I’ve been spoiled. I’ve taken advantage of the internet’s ability to cater to any microgenre of information to immerse myself in blogs and online magazines that tend to share my philosophy regarding women and fitness, and I was starting to feel like we were making a substantial incursion against the “skinny at all costs!” mindset that has consistently informed the vast majority of mainstream women’s media for as long as I can remember.
And then yesterday, courtesy of Fit Chick at Bicycling, I was reminded that we still have a ways to go. Fit Chick singles out a Harper’s Bazaar article from August 2013 entitled Can Spinning Make You Fat?, and after I finished reading it, I basically turned into this guy:
(BTW notice that just below the end of this article, Harper’s Bazaar poses the question “Is your cell phone making you fat?” The article is presumably about the effects of late-night cell phone usage on your ability to get a good night’s sleep. Sleep deprivation has been linked to a variety of health issues, but let’s ignore things like cognitive function and heart disease and instead focus on how it might make you zomg fat.)
Here’s a quick list of the things I found most ridiculous about this article:
- The editorial staff does not know the difference between fat and muscle.
- The hunger that follows an intense workout is seen as a bad thing.
- The author interviewed a woman who stopped cycling so she could let her muscles atrophy.
- Strength training is mentioned solely as something that can boost a woman’s metabolism for days after the workout.
The inanity goes on and on. I felt a bit stupider for having read the article. Further, it made me grateful that I exist far outside of the supposedly glamorous worlds of media-centric New York and L.A., which seem to be locked in an arms race to determine which city’s cadre of upper-class women can find the most outlandish ways to become as thin as possible without utterly destroying their bodies.
Truthfully I was almost not going to write about this because it feels like, as Fit Chick says, shooting fish in a barrel. I mean, it’s not exactly breaking news that the fashion industry is obsessed to an alarming degree with thinness. And honestly, having read Harper’s Bazaar, this is about the precise level of thoughtfulness I’d expect from this particular magazine. I doubt we’d ever read this article in Elle, for instance.
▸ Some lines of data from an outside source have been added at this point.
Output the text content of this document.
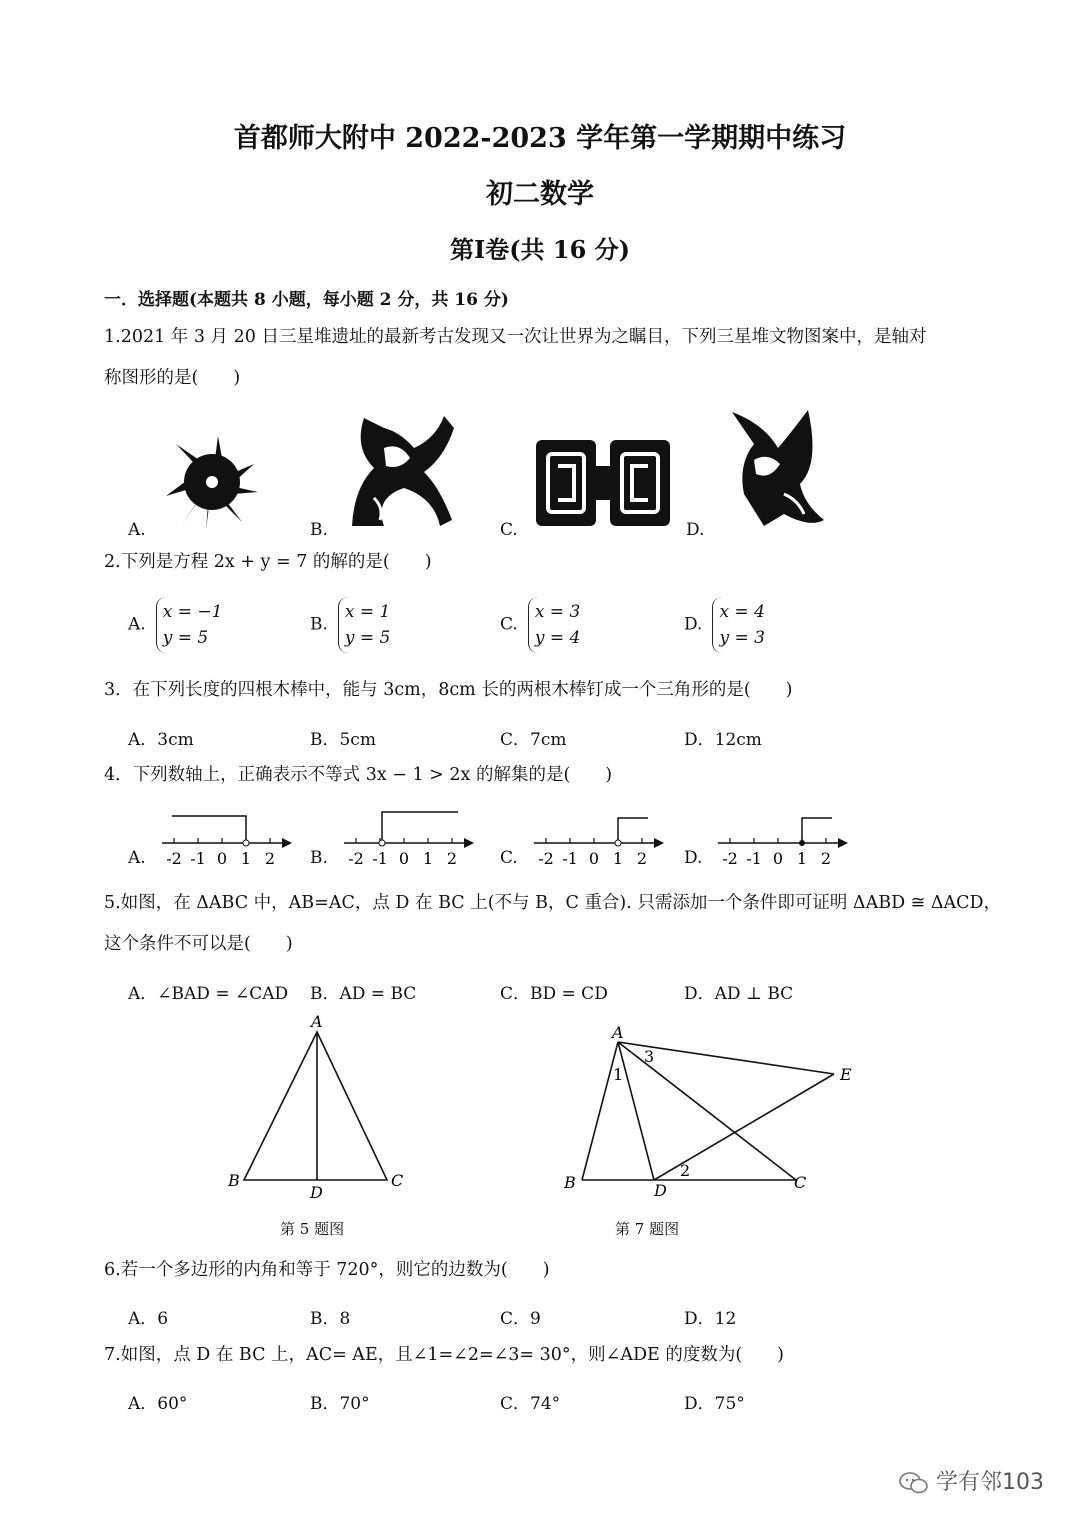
首都师大附中 2022-2023 学年第一学期期中练习
初二数学
第Ⅰ卷(共 16 分)
一．选择题(本题共 8 小题，每小题 2 分，共 16 分)
1.2021 年 3 月 20 日三星堆遗址的最新考古发现又一次让世界为之瞩目，下列三星堆文物图案中，是轴对
称图形的是(　　)
A.	B.	C.	D.
2.下列是方程 2x + y = 7 的解的是(　　)
A.
x = −1
y = 5
B.
x = 1
y = 5
C.
x = 3
y = 4
D.
x = 4
y = 3
3．在下列长度的四根木棒中，能与 3cm，8cm 长的两根木棒钉成一个三角形的是(　　)
A．3cm	B．5cm	C．7cm	D．12cm
4．下列数轴上，正确表示不等式 3x − 1 > 2x 的解集的是(　　)
A.	B.	C.	D.
-2 -1 0 1 2	-2 -1 0 1 2	-2 -1 0 1 2	-2 -1 0 1 2
5.如图，在 ΔABC 中，AB=AC，点 D 在 BC 上(不与 B，C 重合). 只需添加一个条件即可证明 ΔABD ≅ ΔACD，
这个条件不可以是(　　)
A．∠BAD = ∠CAD B．AD = BC	C．BD = CD	D．AD ⊥ BC
A
B	C
D
第 5 题图
A
B	C
D
E
1
2
3
第 7 题图
6.若一个多边形的内角和等于 720°，则它的边数为(　　)
A．6	B．8	C．9	D．12
7.如图，点 D 在 BC 上，AC= AE，且∠1=∠2=∠3= 30°，则∠ADE 的度数为(　　)
A．60°	B．70°	C．74°	D．75°
学有邻103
But last night as I was falling asleep, I thought again about the article and I felt very sad. Here you have a handful of women – because I refuse to assume that a grand total of three women constitutes an actual trend, sorry so-called “trend” journalism – who love spinning and SoulCycling so much that they do it several times a week, but because it makes their bodies more muscular than is acceptable in their microcosm of society, they are no longer going to do it.
You know what I say? If you love something, do it. And if doing that thing changes your body in ways that stray from the beauty standard, then fuck the beauty standard. There are a lot of ways to be beautiful and fabulous. Being model-thin is just one of those ways. It also happens to be a way that’s pretty difficult for a lot of us to attain. I recognize that’s the point, though. A lot of what is defined by various cultures as “beautiful” is that which is rare and difficult to attain, regardless of what that is. Just something to keep in mind whenever we talk about this stuff, that the fact that a lot of us can’t attain it is the entire point.
(And of course you don’t have to be beautiful and fabulous. I always come back to that post that keeps going around even though it was written eight years ago, about how we don’t owe prettiness to anyone: “Prettiness is not a rent you pay for occupying a space marked ‘female.'” You can choose to pursue these things, of course, and in whatever manner you deem fit, but you are not obligated to do so, no matter how much the world might make you try to feel otherwise.)
Ironically, a couple of days prior to reading this article, I noticed that ultra training – along with riding my tri bike on the indoor trainer and a steady diet of deadlifts and kettlebell swings – had all collaborated to change my lower body. My thighs are most definitely bigger, and the sliver of thigh gap that had developed during my marathon training is gone once again. My calves have gone well past the “lean, shapely” qualities cited in the article as one of the redeeming qualities of running and now have three – yes, three! – levels of striation.
I get the feeling that I’m supposed to panic about these changes, my bulky calves and my ever-thicker thighs, and maybe I would be worried if I was a publicist in Manhattan who could no longer fit into her Isabel Marant dresses. But that’s not who I am, and thank the multiverse for that. I’m an athlete who loves my body primarily for all of the things it allows me to do. I am grateful for the fact that I am healthy enough to even do the things I do in the first place. (What a privilege that is! And how often it is taken for granted!) That I also happen to dig the way my muscles look is just a cool little cherry on top of a whole sundae of awesome.
Whatever interest I ever had in trying to mold my body to look a specific way has faded in recent years. Socially-approved beauty is so illusory and ephemeral that I don’t feel like it’s worthwhile to put so much emphasis on pursuing it, not when my time on earth is limited and there is so much left to be explored and to learn and to do.
I’m not going to deny myself the things I love out of fear that I might not attain whatever it is those women are striving to attain. My life is worth more than that. So is yours. So are theirs.